Murray's claim that a "new moral truth" had emerged outside the Church led to conflict with Cardinal Alfredo Ottaviani, Pro-Secretary of the Vatican Holy Office. In 1954, the Vatican demanded for Murray to end both writing on religious freedom and publishing his two latest articles on the issue.

===Second Vatican Council, 1963===
In spite of his silencing, Murray continued to write privately on religious liberties and submitted his works to Rome, all of which were rejected.

In 1963, he was invited to the second but not the first session of the Second Vatican Council in which he drafted the third and the fourth versions of a document on religious freedom.

In 1965, the document eventually became the council's endorsement of religious freedom Dignitatis humanae personae. He continued to write on the issue by claiming that the arguments offered by the final decree were inadequate even if the affirmation of religious freedom was unequivocal.

In 1966, prompted by the Vietnam War, he was appointed to serve on Lyndon B. Johnson's presidential commission, which reviewed Selective Service classifications.
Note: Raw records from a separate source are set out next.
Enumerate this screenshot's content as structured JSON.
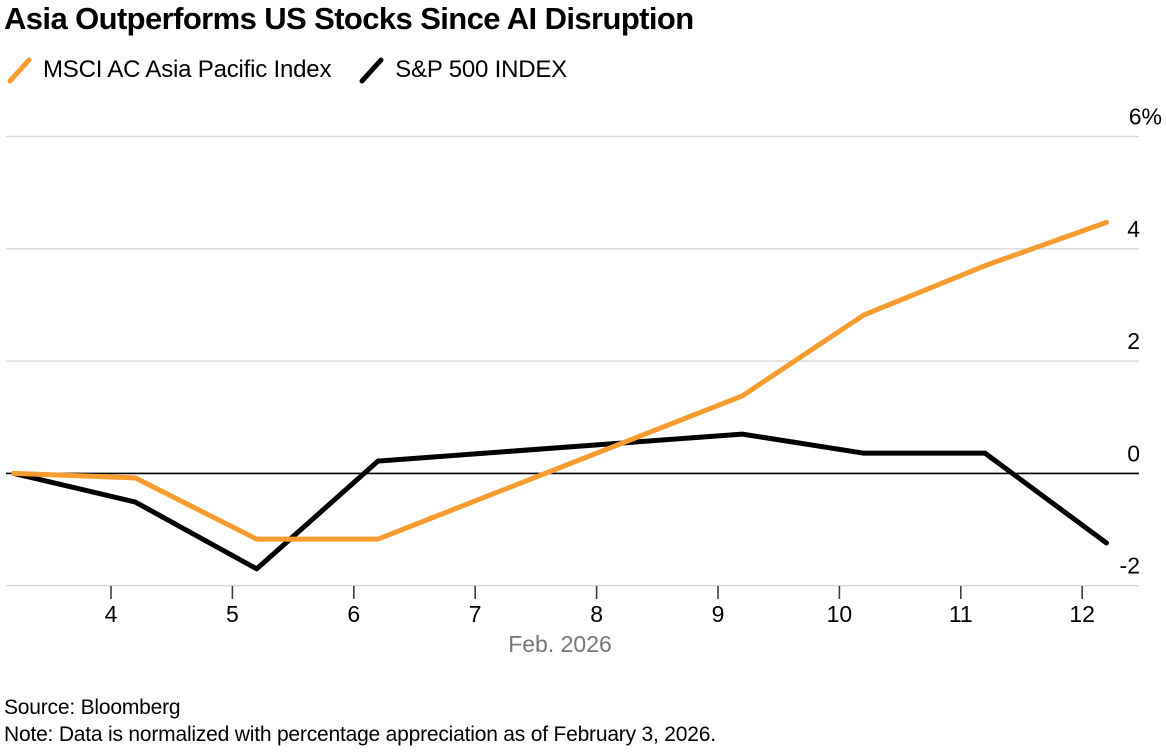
{
  "header": {
    "title": "Asia Outperforms US Stocks Since AI Disruption"
  },
  "legend": {
    "items": [
      {
        "label": "MSCI AC Asia Pacific Index",
        "color": "#F89C30"
      },
      {
        "label": "S&P 500 INDEX",
        "color": "#000000"
      }
    ]
  },
  "chart_data": {
    "type": "line",
    "title": "Asia Outperforms US Stocks Since AI Disruption",
    "xlabel": "Feb. 2026",
    "ylabel": "%",
    "x_unit": "day of February 2026",
    "x": [
      3,
      4,
      5,
      6,
      9,
      10,
      11,
      12
    ],
    "x_ticks": [
      4,
      5,
      6,
      7,
      8,
      9,
      10,
      11,
      12
    ],
    "y_ticks": [
      {
        "value": 6,
        "label": "6%"
      },
      {
        "value": 4,
        "label": "4"
      },
      {
        "value": 2,
        "label": "2"
      },
      {
        "value": 0,
        "label": "0"
      },
      {
        "value": -2,
        "label": "-2"
      }
    ],
    "xlim": [
      3.13,
      12.47
    ],
    "ylim": [
      -2.25,
      6.65
    ],
    "grid": "horizontal",
    "zero_line": true,
    "legend_position": "top-left",
    "series": [
      {
        "name": "S&P 500 INDEX",
        "color": "#000000",
        "values": [
          0,
          -0.51,
          -1.7,
          0.22,
          0.7,
          0.36,
          0.36,
          -1.24
        ]
      },
      {
        "name": "MSCI AC Asia Pacific Index",
        "color": "#F89C30",
        "values": [
          0,
          -0.08,
          -1.17,
          -1.17,
          1.38,
          2.82,
          3.7,
          4.47
        ]
      }
    ],
    "colors": {
      "gridline": "#D8D8D8",
      "zero_line": "#000000",
      "tick": "#3C3C3C",
      "axis_label": "#000000",
      "xlabel_gray": "#767676"
    }
  },
  "footer": {
    "source": "Source: Bloomberg",
    "note": "Note: Data is normalized with percentage appreciation as of February 3, 2026."
  }
}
He supported the allowance of a classification for those opposed on moral grounds to some but not all wars, but that recommendation was not accepted by the Selective Service Administration.

Murray then turned to questions of how the Church might arrive at new theological doctrines. He argued that Catholics who arrived at new truths about God would have to do so in conversation "on a footing of equality" with non-Catholics and atheists. He suggested greater reforms, including a restructuring of the Church, which he saw as having overdeveloped its notion of authority and hierarchy at the expense of the bonds of love that had from the start defined the authentically Christian life.

==Death==
In August 1967, Murray died of a heart attack in Queens, New York, one month before his 63rd birthday.